364. Keempat Imām madzhab (Mālik, Abū Ḥanīfah, Aḥmad bin Ḥanbal, dan asy-Syāfi‘ī) sepakat bahwa boleh mengqashar shalat dalam perjalanan. (5512).
365. Mereka berbeda pendapat, apakah qashar merupakan rukhshah atau azimah?
Abū Ḥanīfah berkata: “Ia adalah azimah.” Bahkan dia berpendapat keras dalam masalah ini, sampai-sampai dia mengataan: “Apabila seseorang shalat Zhuhur 4 rakaat tanpa duduk setelah 2 rakaat maka shalatnya batal.”
Mālik, asy-Syāfi‘ī dan Aḥmad berkata: “Ia adalah rukhshah.”
Ada pula riwayat dari Mālik bahwa qashar merupakan azimah, seperti madzhab Abū Ḥanīfah. (5523).
366. Mereka berbeda pendapat tentang perjalanan yang dibolehkan mengqashar shalat.
Abū Ḥanīfah berkata: “Perjalanan 3 hari dengan onta dan jalan kaki.”
Mālik, asy-Syāfi‘ī dan Aḥmad berkata: “16 Farsakh.” (5534).
Mereka yang mengatakan bahwa qashar merupakan rukhshah (dispensasi) berbeda pendapat, apakah ia lebih utama dari menunaikan shalat secara sempurna?
Mālik, asy-Syāfi‘ī – dalam salah satu dari dua pendapatnya – dan Aḥmad berkata: “Qashar lebih utama.”
Asy-Syāfi‘ī berkata dalam pendapat lainnya: “Menunaikan secara sempurna lebih utama.” (5545).
367. Mereka semua sepakat bahwa shalat Shubuḥ dan shalat Maghrib tidak diqashar. (5556).
368. Mereka sepakat bahwa rukhshah berupa qashar dan berbuka puasa hanya berkaitan dengan perjalanan wajib dan mubah. (5567).
369. Mereka berbeda pendapat tentang perjalanan dalam rangka melakukan maksiat, apakah pelakunya boleh menjalankan rukhshah yang dibolehkan oleh syariat?

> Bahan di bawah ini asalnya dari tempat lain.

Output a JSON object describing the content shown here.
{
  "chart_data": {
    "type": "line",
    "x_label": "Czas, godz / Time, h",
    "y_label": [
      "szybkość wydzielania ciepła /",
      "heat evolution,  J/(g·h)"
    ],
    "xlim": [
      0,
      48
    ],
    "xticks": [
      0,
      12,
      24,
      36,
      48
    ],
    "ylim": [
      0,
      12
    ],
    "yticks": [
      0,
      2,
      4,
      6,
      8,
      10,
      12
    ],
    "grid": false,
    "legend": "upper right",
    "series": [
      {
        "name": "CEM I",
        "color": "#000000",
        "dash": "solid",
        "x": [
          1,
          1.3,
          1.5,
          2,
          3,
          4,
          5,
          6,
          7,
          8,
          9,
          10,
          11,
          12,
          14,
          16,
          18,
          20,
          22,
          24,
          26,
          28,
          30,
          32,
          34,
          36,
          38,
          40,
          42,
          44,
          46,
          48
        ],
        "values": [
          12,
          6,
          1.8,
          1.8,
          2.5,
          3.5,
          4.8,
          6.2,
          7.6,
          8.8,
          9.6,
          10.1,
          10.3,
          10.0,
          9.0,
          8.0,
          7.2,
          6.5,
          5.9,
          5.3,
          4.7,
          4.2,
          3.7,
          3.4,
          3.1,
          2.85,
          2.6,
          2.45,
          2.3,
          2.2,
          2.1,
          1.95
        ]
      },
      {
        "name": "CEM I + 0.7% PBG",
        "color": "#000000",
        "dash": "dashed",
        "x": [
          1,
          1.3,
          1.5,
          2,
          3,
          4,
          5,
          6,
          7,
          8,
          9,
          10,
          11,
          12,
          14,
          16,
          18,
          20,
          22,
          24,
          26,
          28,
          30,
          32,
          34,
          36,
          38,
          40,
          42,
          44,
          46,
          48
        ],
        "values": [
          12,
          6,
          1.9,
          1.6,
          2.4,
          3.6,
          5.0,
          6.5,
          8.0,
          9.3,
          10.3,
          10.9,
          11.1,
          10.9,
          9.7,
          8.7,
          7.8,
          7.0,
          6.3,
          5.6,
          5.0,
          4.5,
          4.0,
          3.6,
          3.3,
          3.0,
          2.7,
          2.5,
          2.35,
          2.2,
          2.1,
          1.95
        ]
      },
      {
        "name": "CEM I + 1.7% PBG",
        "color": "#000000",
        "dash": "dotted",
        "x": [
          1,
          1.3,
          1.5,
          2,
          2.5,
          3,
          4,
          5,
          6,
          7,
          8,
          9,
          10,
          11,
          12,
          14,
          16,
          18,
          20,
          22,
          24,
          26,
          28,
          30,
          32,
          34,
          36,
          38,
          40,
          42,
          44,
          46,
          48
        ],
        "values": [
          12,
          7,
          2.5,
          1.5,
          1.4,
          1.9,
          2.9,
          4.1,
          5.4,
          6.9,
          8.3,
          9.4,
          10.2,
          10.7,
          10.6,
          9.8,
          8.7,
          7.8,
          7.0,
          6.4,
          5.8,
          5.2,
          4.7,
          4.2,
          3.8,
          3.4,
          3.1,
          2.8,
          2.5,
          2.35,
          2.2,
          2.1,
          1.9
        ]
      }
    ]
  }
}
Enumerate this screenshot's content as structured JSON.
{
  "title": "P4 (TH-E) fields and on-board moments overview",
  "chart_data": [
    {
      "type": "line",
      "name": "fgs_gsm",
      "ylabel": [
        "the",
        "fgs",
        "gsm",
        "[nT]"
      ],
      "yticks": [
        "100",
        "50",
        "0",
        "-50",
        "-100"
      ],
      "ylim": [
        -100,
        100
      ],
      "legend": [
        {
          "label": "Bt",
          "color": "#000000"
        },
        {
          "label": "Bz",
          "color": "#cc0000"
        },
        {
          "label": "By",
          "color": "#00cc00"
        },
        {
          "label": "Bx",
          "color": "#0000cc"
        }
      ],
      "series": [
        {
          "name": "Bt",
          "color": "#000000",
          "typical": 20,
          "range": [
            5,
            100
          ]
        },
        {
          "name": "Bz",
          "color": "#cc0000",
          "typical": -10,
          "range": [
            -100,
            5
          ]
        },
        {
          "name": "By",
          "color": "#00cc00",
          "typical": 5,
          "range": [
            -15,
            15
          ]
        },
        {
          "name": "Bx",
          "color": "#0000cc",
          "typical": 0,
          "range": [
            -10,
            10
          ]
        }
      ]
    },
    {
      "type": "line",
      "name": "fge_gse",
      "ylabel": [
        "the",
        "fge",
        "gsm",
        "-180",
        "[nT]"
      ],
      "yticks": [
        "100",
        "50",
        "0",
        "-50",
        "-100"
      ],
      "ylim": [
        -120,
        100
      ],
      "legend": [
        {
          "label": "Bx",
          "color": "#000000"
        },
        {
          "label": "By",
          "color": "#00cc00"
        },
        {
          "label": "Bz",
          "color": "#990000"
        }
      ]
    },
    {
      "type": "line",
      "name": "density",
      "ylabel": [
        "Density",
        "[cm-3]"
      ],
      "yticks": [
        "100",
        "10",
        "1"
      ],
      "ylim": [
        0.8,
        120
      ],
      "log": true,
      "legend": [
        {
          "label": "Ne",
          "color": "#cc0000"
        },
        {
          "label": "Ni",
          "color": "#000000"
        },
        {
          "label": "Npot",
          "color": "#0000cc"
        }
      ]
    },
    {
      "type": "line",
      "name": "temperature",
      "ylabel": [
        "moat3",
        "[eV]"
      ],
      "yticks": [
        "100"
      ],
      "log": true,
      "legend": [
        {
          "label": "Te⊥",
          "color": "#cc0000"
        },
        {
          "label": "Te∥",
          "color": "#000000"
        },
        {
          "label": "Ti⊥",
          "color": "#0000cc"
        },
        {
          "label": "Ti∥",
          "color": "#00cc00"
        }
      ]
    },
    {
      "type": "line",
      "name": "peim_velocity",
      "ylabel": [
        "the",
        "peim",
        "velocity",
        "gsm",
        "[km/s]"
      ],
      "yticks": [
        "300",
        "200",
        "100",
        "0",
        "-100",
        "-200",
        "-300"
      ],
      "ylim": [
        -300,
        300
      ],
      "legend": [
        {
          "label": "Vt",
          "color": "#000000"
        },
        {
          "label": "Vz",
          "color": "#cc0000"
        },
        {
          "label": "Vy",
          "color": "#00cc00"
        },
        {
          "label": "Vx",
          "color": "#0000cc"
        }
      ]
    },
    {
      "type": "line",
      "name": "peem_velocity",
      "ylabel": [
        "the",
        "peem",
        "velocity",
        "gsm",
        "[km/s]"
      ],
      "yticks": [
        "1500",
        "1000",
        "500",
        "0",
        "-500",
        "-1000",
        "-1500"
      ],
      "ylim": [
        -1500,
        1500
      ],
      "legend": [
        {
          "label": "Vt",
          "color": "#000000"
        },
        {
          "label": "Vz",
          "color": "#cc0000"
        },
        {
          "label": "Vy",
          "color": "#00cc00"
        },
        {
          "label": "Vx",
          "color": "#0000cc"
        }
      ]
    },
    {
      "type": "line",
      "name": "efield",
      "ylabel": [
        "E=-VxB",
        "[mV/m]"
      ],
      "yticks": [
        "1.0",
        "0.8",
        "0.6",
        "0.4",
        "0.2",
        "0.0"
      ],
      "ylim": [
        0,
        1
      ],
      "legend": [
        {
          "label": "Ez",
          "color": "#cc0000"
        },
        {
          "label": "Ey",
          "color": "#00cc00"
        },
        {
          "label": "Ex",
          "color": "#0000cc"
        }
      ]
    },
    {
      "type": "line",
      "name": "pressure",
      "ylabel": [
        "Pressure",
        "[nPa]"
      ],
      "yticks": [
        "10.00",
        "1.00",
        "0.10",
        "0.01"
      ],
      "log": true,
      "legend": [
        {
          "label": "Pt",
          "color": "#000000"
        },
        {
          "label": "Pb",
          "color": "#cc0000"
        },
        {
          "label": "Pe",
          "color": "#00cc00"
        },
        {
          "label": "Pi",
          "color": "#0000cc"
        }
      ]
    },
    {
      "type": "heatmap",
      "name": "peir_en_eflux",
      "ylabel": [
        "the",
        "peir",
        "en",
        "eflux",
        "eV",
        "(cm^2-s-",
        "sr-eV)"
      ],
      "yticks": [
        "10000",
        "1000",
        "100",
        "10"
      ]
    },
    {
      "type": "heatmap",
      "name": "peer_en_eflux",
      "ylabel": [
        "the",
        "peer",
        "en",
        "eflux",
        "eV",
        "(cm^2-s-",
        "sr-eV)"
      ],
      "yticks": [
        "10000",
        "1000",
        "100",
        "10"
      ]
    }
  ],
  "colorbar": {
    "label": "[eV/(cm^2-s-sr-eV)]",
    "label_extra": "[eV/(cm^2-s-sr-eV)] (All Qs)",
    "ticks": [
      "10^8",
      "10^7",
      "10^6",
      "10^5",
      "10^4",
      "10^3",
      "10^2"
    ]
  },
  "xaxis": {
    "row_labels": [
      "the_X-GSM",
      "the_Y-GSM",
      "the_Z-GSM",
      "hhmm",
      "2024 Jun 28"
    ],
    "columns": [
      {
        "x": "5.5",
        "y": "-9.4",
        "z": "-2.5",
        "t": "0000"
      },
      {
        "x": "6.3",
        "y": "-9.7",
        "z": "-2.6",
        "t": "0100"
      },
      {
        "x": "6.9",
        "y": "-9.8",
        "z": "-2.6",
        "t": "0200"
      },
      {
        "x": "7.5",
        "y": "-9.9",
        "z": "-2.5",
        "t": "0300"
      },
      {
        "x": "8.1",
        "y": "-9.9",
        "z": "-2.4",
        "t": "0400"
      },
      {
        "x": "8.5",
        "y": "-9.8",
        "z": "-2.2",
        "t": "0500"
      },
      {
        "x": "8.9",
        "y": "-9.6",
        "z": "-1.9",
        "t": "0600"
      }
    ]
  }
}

Abū Ḥanīfah berkata: “Semua rukhshah (dispensasi) dibolehkan.”
Mālik dalam salah satu dari dua riwayat darinya berkata: “Yang dibolehkan hanyalah makan bangkai saja.”
Mālik – dalam riwayat yang masyhur darinya – , asy-Syāfi‘ī dan Aḥmad berkata: “Tidak ada rukhshah yang dibolehkan secara mutlak.” (5578).
370. Mereka berbeda pendapat tentang musāfir yang selalu bersama keluarganya, seperti pelaut, duta (utusan) penguasa (atau pengirim surat) dan kusir keledai.
Abū Ḥanīfah, Mālik, dan asy-Syāfi‘ī berkata: “Mereka boleh menjalankan rukhshah yang dibolehkan, akan tetapi menyempurnakannya lebih utama, karena dia ada di negerinya sendiri.”
Aḥmad berkata: “Tidak ada rukhshah.” Pendapat yang sama juga diriwayatkan dari Mālik. (5589).
371. Mereka sepakat bahwa apabila seseorang bepergian tanpa berniat mendatangi daerah tertentu maka tidak ada rukhshah baginya. Kecuali riwayat dari Abū Ḥanīfah bahwa apabila seseorang dalam kondisi demikian lalu dia bepergian selama 3 hari maka dia boleh mengqashar shalat setelah itu. (55910).